Fwd: Class-based DAG Syntactic Sugar

---------- Forwarded message ---------
From: Max Goodridge <wo...@maxgoodridge.com>
Date: Fri, Oct 26, 2018 at 9:41 PM
Subject: Class-based DAG Syntactic Sugar
To: <de...@airflow.incubator.apache.org>


Hello team,

I would like to make a proposal that some people have said would make sense
to merge upstream. If you like Django, it'll feel very familiar to you.

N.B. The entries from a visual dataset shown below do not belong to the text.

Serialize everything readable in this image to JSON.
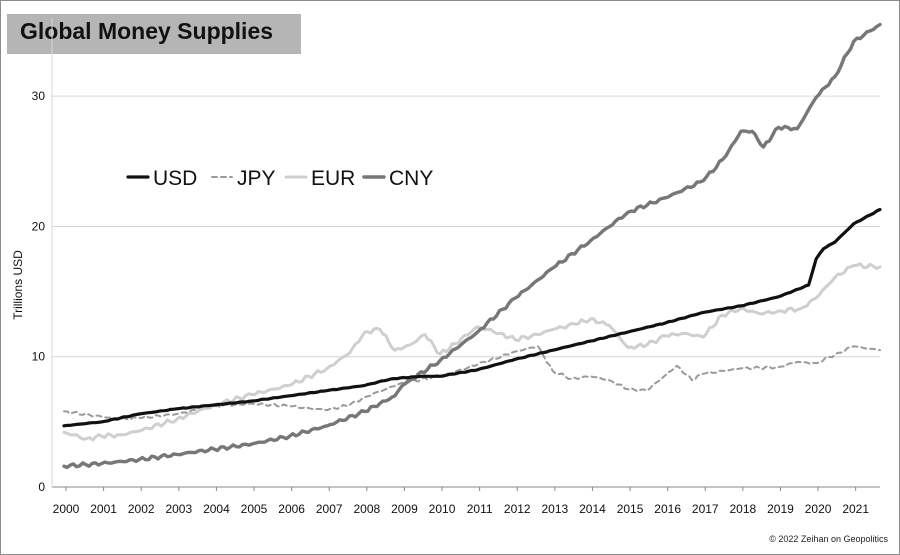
{
  "chart_data": {
    "type": "line",
    "title": "Global Money Supplies",
    "xlabel": "",
    "ylabel": "Trillions USD",
    "ylim": [
      0,
      36
    ],
    "yticks": [
      0,
      10,
      20,
      30
    ],
    "xlim": [
      2000,
      2021.7
    ],
    "categories": [
      "2000",
      "2001",
      "2002",
      "2003",
      "2004",
      "2005",
      "2006",
      "2007",
      "2008",
      "2009",
      "2010",
      "2011",
      "2012",
      "2013",
      "2014",
      "2015",
      "2016",
      "2017",
      "2018",
      "2019",
      "2020",
      "2021"
    ],
    "grid": true,
    "legend_position": "upper-left",
    "credit": "© 2022 Zeihan on Geopolitics",
    "series": [
      {
        "name": "USD",
        "color": "#111111",
        "style": "solid",
        "points": [
          [
            2000,
            4.7
          ],
          [
            2001,
            5.0
          ],
          [
            2002,
            5.6
          ],
          [
            2003,
            6.0
          ],
          [
            2004,
            6.3
          ],
          [
            2005,
            6.6
          ],
          [
            2006,
            7.0
          ],
          [
            2007,
            7.4
          ],
          [
            2008,
            7.8
          ],
          [
            2008.7,
            8.3
          ],
          [
            2009.5,
            8.5
          ],
          [
            2010,
            8.5
          ],
          [
            2011,
            9.0
          ],
          [
            2012,
            9.8
          ],
          [
            2013,
            10.5
          ],
          [
            2014,
            11.2
          ],
          [
            2015,
            11.9
          ],
          [
            2016,
            12.6
          ],
          [
            2017,
            13.4
          ],
          [
            2018,
            13.9
          ],
          [
            2019,
            14.6
          ],
          [
            2019.8,
            15.5
          ],
          [
            2020.0,
            17.5
          ],
          [
            2020.2,
            18.3
          ],
          [
            2020.5,
            18.8
          ],
          [
            2021,
            20.2
          ],
          [
            2021.7,
            21.3
          ]
        ]
      },
      {
        "name": "JPY",
        "color": "#9a9a9a",
        "style": "dashed",
        "points": [
          [
            2000,
            5.8
          ],
          [
            2001,
            5.4
          ],
          [
            2001.5,
            5.2
          ],
          [
            2002,
            5.3
          ],
          [
            2003,
            5.6
          ],
          [
            2004,
            6.2
          ],
          [
            2005,
            6.4
          ],
          [
            2006,
            6.2
          ],
          [
            2007,
            5.9
          ],
          [
            2007.6,
            6.3
          ],
          [
            2008,
            6.9
          ],
          [
            2009,
            8.0
          ],
          [
            2010,
            8.5
          ],
          [
            2011,
            9.4
          ],
          [
            2012,
            10.4
          ],
          [
            2012.6,
            10.8
          ],
          [
            2013,
            8.9
          ],
          [
            2013.5,
            8.3
          ],
          [
            2014,
            8.5
          ],
          [
            2014.5,
            8.2
          ],
          [
            2015,
            7.5
          ],
          [
            2015.5,
            7.4
          ],
          [
            2016,
            8.6
          ],
          [
            2016.3,
            9.3
          ],
          [
            2016.7,
            8.2
          ],
          [
            2017,
            8.7
          ],
          [
            2018,
            9.1
          ],
          [
            2019,
            9.2
          ],
          [
            2019.5,
            9.6
          ],
          [
            2020,
            9.5
          ],
          [
            2020.6,
            10.3
          ],
          [
            2021,
            10.8
          ],
          [
            2021.7,
            10.5
          ]
        ]
      },
      {
        "name": "EUR",
        "color": "#cfcfcf",
        "style": "solid",
        "points": [
          [
            2000,
            4.2
          ],
          [
            2000.6,
            3.7
          ],
          [
            2001,
            3.9
          ],
          [
            2001.5,
            4.0
          ],
          [
            2002,
            4.3
          ],
          [
            2003,
            5.2
          ],
          [
            2004,
            6.3
          ],
          [
            2005,
            7.1
          ],
          [
            2006,
            7.8
          ],
          [
            2007,
            9.1
          ],
          [
            2007.6,
            10.3
          ],
          [
            2008,
            11.9
          ],
          [
            2008.4,
            12.1
          ],
          [
            2008.8,
            10.5
          ],
          [
            2009.2,
            10.9
          ],
          [
            2009.6,
            11.7
          ],
          [
            2010,
            10.2
          ],
          [
            2010.4,
            11.0
          ],
          [
            2011,
            12.3
          ],
          [
            2011.6,
            11.8
          ],
          [
            2012,
            11.3
          ],
          [
            2012.6,
            11.7
          ],
          [
            2013,
            12.1
          ],
          [
            2013.6,
            12.5
          ],
          [
            2014,
            12.9
          ],
          [
            2014.5,
            12.4
          ],
          [
            2015,
            10.7
          ],
          [
            2015.5,
            10.9
          ],
          [
            2016,
            11.6
          ],
          [
            2016.5,
            11.8
          ],
          [
            2017,
            11.5
          ],
          [
            2017.5,
            13.2
          ],
          [
            2018,
            13.7
          ],
          [
            2018.5,
            13.3
          ],
          [
            2019,
            13.5
          ],
          [
            2019.6,
            13.7
          ],
          [
            2020,
            14.5
          ],
          [
            2020.5,
            16.1
          ],
          [
            2021,
            17.0
          ],
          [
            2021.7,
            16.9
          ]
        ]
      },
      {
        "name": "CNY",
        "color": "#777777",
        "style": "solid",
        "points": [
          [
            2000,
            1.6
          ],
          [
            2001,
            1.8
          ],
          [
            2002,
            2.1
          ],
          [
            2003,
            2.5
          ],
          [
            2004,
            2.9
          ],
          [
            2005,
            3.3
          ],
          [
            2006,
            3.9
          ],
          [
            2007,
            4.7
          ],
          [
            2008,
            5.8
          ],
          [
            2008.8,
            7.0
          ],
          [
            2009,
            7.8
          ],
          [
            2010,
            9.7
          ],
          [
            2011,
            11.9
          ],
          [
            2012,
            14.5
          ],
          [
            2013,
            16.8
          ],
          [
            2014,
            18.9
          ],
          [
            2015,
            21.1
          ],
          [
            2016,
            22.2
          ],
          [
            2017,
            23.5
          ],
          [
            2017.6,
            25.4
          ],
          [
            2018,
            27.3
          ],
          [
            2018.3,
            27.3
          ],
          [
            2018.6,
            26.1
          ],
          [
            2019,
            27.6
          ],
          [
            2019.5,
            27.5
          ],
          [
            2020,
            29.9
          ],
          [
            2020.5,
            31.5
          ],
          [
            2021,
            34.2
          ],
          [
            2021.7,
            35.5
          ]
        ]
      }
    ]
  }
}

The following is copied from Slack - original here:
https://apache-airflow.slack.com/archives/CCY359SCV/p1538585182000100

We use Airflow to write a lot of DAGs, and coming from a Django background
I found it frustrating that I had to repeat myself and write DAGs in a way
that in my opinion could be more Pythonic. Specifically for example
specifying dependencies (90% of DAG operators have the same dependency
chain) and having to manually create a DAG instead of just defining a class
that does it for us. We currently use an abstraction layer on top of
Airflow. Its called “workflows” - essentially class-based DAGs. Let me
illustrate with an example of what our DAGs look like:
```
# This would create a DAG called `example_workflow` with two operators,
with the second dependant on the first and explicit DAG metadata (a
schedule) in this case.

class ExampleWorkflow(workflows.Workflow):
    class Meta:
        schedule_interval = '0 9 * * *'

    do_something_useful = workflows.PythonOperator(
        python_callable=python_callable,
    )
    something_else = workflows.PythonOperator(
        python_callable=python_callable,
    )
```
We also currently have an extra line to work around Airflow’s use of
globals for DAG collection but that would disappear nicely if we choose to
merge this abstraction upstream. I thought about doing some hacky things or
maintaining a custom fork but it was decided against for now.

Key points:
• Class attributes are the default `task_id` for associated operators,
otherwise the operators are the same (though `task_id` can be specified as
normal for easy backwards compatibility, and easier migration of old DAGs
to new syntax).
• The Django-inspired `Meta` class sets DAG information, including any
arg/kwarg that you’d normally specify directly in the `DAG` class
construction (could be anything else too though).
• *Default* (inherited) dependency structure that can be overridden by
overriding the relevant class method (our signature: `def dependencies(cls,
operators):`)
• Its *class-based* - that importantly means we can inheritance to
eliminate repeated operators and metadata (e.g. post to Slack, Datadog,
etc…)
• Using DAG metadata that could be inherited (assuming it exists somewhere
in the MRO) we can write similar DAGs very simply, according to the
inherited schedule for that particular domains schedule interval for
example.

Any questions welcome. I would be happy to make the necessary changes.
--- End of Slack Message ---

Thank you to Kaxil Naik for the feedback so far and the advice to post here
to gauge interest of this abstraction.